Image: DOUGLAS OKIDDY

The coronavirus significantly reduced church attendance on Saturday and Sunday after the first confirmed case of COVID-19 in Kenya.

Churches took precautions such as handwashing facilities and providing hand sanitisers.

On Friday, the government suspended all public gatherings in the country.

 

On Sunday, President Uhuru Kenyatta announced two more coronavirus cases who came into contact with the first patient who landed from the US via London, raising the total to three.
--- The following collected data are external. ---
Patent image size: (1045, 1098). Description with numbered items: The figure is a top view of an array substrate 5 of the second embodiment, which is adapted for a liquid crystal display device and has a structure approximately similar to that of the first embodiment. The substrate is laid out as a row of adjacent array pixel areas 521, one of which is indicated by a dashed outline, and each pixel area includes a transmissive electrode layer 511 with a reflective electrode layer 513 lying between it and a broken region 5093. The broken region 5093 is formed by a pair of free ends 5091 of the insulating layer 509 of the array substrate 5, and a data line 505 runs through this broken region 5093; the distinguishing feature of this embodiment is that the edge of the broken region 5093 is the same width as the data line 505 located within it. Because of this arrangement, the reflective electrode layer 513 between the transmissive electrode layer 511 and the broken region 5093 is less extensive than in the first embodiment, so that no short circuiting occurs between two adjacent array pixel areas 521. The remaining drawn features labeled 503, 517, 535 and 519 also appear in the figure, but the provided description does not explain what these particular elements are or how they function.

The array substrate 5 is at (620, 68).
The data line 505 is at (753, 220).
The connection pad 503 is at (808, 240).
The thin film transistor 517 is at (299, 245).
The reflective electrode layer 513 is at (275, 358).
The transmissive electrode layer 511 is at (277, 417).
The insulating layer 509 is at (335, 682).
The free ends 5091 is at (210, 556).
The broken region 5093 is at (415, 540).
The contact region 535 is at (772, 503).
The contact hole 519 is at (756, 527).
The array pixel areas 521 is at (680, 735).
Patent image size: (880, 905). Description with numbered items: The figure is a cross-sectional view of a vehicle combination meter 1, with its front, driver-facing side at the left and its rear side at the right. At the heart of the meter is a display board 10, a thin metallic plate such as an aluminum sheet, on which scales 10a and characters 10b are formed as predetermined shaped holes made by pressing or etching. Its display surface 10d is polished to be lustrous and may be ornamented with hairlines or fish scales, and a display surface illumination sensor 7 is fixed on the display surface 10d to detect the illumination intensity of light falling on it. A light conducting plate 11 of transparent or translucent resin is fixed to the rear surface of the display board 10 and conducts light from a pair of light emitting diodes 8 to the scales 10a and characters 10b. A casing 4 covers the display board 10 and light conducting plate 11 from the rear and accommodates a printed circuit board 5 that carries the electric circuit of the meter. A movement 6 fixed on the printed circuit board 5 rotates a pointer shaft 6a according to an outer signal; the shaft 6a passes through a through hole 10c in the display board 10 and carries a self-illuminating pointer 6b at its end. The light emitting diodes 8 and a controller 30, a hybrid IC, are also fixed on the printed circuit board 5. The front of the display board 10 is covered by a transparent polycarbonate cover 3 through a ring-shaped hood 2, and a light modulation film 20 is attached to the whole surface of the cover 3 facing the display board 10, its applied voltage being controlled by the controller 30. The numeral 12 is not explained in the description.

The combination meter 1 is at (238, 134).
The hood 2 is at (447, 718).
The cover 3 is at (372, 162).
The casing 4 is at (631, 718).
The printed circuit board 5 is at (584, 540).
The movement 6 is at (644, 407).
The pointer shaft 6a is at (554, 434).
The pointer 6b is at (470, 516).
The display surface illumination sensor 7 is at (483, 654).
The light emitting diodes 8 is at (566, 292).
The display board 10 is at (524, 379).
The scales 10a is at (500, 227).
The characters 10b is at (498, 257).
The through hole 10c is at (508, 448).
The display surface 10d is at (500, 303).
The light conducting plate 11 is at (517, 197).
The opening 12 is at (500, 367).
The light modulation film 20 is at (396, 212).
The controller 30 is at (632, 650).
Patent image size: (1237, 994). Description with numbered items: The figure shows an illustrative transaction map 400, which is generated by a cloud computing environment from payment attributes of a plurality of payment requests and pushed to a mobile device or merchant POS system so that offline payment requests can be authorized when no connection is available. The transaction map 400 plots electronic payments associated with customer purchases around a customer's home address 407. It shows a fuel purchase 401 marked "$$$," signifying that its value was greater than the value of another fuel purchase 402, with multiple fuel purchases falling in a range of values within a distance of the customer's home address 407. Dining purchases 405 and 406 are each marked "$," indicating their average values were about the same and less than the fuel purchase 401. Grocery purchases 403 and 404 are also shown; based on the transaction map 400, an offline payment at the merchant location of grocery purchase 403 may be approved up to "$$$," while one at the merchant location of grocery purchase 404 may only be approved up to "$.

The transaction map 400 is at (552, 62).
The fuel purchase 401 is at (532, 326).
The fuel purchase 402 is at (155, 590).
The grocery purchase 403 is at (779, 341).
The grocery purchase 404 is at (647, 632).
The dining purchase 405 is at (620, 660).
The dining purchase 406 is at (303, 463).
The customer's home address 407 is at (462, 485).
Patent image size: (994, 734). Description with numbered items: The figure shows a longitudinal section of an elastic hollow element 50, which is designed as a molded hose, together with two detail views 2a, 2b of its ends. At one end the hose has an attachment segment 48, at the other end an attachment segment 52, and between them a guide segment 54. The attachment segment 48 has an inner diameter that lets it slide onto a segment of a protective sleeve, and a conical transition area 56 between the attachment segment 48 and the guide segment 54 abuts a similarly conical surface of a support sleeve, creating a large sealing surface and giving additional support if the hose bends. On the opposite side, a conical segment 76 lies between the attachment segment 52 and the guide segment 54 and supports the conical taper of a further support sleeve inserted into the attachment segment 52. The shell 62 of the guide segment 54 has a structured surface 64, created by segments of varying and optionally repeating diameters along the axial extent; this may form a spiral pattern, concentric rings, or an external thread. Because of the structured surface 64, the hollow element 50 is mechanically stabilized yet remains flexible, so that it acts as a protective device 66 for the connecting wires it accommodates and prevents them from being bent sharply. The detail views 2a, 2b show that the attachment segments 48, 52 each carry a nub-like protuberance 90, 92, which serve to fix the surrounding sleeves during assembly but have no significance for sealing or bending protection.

However, the government has not clarified the number of people who should not assemble. The virus spreads rapidly in crowds.

No church has yet said it has cancelled its regular Saturday and Sunday services.

The Parklands-based, Jubilee Christian Church, on Sunday morning assured worshippers through Facebook they had taken precautionary hygiene measures.

However, some have asked their members to attend on a voluntary basis.

On Saturday, Lavington-based Seventh Day Adventist advised its members to attend subsequent Sabbath services on a voluntary basis.

On Sunday a spot check by the Star revealed that churches were providing handwashing facilities and sanitisers.

 

At the Westlands-based St Marks ACK Church, congregants were provided with hand sanitisers as were many churches in the Nairobi CBD.

Nevertheless, attendance declined.

About half the number of congregants attended the Assumption of Mary Catholic Church in Umoja.

At Holy Trinity Orthodox Church in Muguga on the outskirts of Nairobi, congregants washed their hands before and after mass.

On Saturday, the Lavington SDA Church offered online streaming services as an alternative to attending Saturday fellowships.

In Embu, the Salvation Army placed water at the entry and a big lettered notice informing the faithful to wash their hands before going inside the church.

At Bishop Kims’ Methodist Church in Kenya (MCK) the head clergy, the Rev Paul Kithuka banned handshaking.

As a church tradition, after each Sunday service, worshippers they line up outside the church and shake hands as a sign of goodwill.

The Catholic Church on Saturday asked its priests to maintain high hygiene in performing the sacrament of Holy Communion.

The church has also ordered temporary removal of the Holy Water  — water sanctified by a priest for blessing and believed to repel evil — from the waterfonts and baptismal.